Moi, en l’écoutant, j’en apprends toujours un peu plus, sur elle, mais aussi sur moi, sur mes propres rages. Elle me tient à l’oeil, mine de rien. Elle a remarqué que tout cela me remue, et que je l’écoute, passionnément attentif. Du coup, elle se ronge moins les ongles, laisse plus d’intervalle entre deux cigarettes. Elle se sent écoutée, mais aussi, comment dire, repérée, reconnue, acceptée par quelqu’un dont le compagnonnage commence à freiner la cadence de ce que j’appelle, en mon for, son amok**. Je suis « dans sa roue », comme on disait naguère dans les tours de France.

Pour l’instant, sa course destructive marque un léger ralentissement. Pourra-t-elle pardonner, pour se libérer de son fardeau et se donner le droit d’aller mieux, d’aimer mieux? Nous verrons. Je ne sais pas comment tout ça va finir. Elle non plus. Mais, touchons du bois, j’ai cru percevoir, l’autre jour, une petite braise de confiance que le souffle de ses paroles semblait raviver.


* « destructive entitlement », selon I. Boszormenyi-Nagy (Foundations of contextual Therapy, Brunner and Mazel, New York, 1987).
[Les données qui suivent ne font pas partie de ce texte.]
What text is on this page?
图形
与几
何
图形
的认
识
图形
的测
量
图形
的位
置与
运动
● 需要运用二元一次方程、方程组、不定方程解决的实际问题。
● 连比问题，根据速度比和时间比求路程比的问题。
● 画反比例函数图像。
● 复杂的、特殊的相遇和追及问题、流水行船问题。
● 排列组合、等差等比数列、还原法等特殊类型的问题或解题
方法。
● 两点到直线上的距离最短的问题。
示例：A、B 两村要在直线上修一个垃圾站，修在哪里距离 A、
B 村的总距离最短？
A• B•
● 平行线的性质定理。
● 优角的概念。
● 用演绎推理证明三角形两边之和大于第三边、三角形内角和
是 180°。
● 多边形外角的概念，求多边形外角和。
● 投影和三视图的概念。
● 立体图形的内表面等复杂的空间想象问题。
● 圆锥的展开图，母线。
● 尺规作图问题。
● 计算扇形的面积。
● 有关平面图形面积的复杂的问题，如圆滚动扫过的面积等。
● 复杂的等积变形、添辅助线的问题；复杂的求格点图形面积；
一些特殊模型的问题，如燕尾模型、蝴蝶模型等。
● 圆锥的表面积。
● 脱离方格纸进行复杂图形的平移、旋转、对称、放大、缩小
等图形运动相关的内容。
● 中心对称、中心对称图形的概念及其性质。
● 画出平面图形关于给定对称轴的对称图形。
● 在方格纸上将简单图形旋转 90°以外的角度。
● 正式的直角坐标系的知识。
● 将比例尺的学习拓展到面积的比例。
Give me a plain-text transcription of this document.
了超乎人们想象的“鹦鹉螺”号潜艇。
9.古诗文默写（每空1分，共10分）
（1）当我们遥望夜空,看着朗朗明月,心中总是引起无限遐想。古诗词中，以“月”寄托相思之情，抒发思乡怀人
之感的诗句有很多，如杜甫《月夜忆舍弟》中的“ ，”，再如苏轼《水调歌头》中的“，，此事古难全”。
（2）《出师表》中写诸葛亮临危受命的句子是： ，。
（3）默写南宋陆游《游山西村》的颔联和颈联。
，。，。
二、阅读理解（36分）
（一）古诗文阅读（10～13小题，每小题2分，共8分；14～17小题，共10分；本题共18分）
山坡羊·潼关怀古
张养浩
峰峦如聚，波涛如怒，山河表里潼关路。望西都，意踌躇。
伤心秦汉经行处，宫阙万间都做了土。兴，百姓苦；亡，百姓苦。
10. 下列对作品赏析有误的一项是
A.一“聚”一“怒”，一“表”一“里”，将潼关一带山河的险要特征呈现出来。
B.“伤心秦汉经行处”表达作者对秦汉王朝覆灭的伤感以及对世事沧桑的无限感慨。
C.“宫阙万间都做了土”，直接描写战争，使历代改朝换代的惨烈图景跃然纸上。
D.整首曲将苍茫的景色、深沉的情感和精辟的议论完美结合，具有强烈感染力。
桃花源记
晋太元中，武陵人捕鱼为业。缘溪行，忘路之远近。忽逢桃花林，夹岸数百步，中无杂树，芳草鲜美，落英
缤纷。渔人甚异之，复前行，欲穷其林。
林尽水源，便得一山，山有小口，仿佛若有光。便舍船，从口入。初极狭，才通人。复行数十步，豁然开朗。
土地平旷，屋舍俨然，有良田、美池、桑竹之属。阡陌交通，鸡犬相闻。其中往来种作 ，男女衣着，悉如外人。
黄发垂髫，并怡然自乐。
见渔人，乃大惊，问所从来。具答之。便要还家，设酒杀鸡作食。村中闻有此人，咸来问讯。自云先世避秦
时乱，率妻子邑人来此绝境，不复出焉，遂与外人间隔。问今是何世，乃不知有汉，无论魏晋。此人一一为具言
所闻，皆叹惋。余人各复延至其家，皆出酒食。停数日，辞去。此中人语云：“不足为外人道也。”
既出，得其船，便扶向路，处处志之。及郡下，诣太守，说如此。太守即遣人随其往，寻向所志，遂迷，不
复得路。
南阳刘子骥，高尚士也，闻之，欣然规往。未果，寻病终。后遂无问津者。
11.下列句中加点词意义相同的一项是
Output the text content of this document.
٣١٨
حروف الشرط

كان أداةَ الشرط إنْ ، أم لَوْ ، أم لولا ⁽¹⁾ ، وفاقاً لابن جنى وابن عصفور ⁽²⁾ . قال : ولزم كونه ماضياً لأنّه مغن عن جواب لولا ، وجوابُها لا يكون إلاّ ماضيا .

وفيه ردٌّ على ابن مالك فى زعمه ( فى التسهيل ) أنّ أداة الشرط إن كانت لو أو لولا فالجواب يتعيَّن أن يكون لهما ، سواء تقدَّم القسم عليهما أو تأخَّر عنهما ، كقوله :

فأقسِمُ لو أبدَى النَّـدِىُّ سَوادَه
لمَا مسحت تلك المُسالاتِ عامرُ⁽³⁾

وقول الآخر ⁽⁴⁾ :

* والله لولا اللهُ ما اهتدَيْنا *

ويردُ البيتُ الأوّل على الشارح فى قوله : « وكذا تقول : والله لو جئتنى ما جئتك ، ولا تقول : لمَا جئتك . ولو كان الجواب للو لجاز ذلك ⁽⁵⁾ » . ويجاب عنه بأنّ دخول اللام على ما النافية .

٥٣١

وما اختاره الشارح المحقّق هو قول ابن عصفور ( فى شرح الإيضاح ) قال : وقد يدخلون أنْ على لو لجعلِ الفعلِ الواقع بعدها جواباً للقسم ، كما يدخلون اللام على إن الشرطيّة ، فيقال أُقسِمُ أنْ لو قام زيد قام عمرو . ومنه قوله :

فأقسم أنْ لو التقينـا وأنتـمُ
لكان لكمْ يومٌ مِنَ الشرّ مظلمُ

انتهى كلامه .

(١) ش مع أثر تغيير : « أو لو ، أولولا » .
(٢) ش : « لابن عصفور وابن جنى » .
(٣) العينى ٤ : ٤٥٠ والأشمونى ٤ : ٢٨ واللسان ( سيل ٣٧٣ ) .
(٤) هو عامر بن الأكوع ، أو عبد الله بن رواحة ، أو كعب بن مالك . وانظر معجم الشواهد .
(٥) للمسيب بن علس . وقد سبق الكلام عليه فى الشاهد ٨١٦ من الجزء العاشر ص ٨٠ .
** amok (terme d’anthropologie): conduite – culturellement déterminée – de pulsions destructives, dictée par des circonstances socialement répertoriées : humiliations conjugales, familiales, échecs divers. Cela consiste à courir les chemins une arme à la main et à détruire tout ce qui est doté de vie jusqu’à ce que l’on soit mis hors d’état de nuire. On a observé l’amok en Mélanésie, en Inde, en Sibérie, en Terre de feu, etc. (Panoff & Perrin, Dictionnaire de l’ethnologie, Payot, Paris, 1973).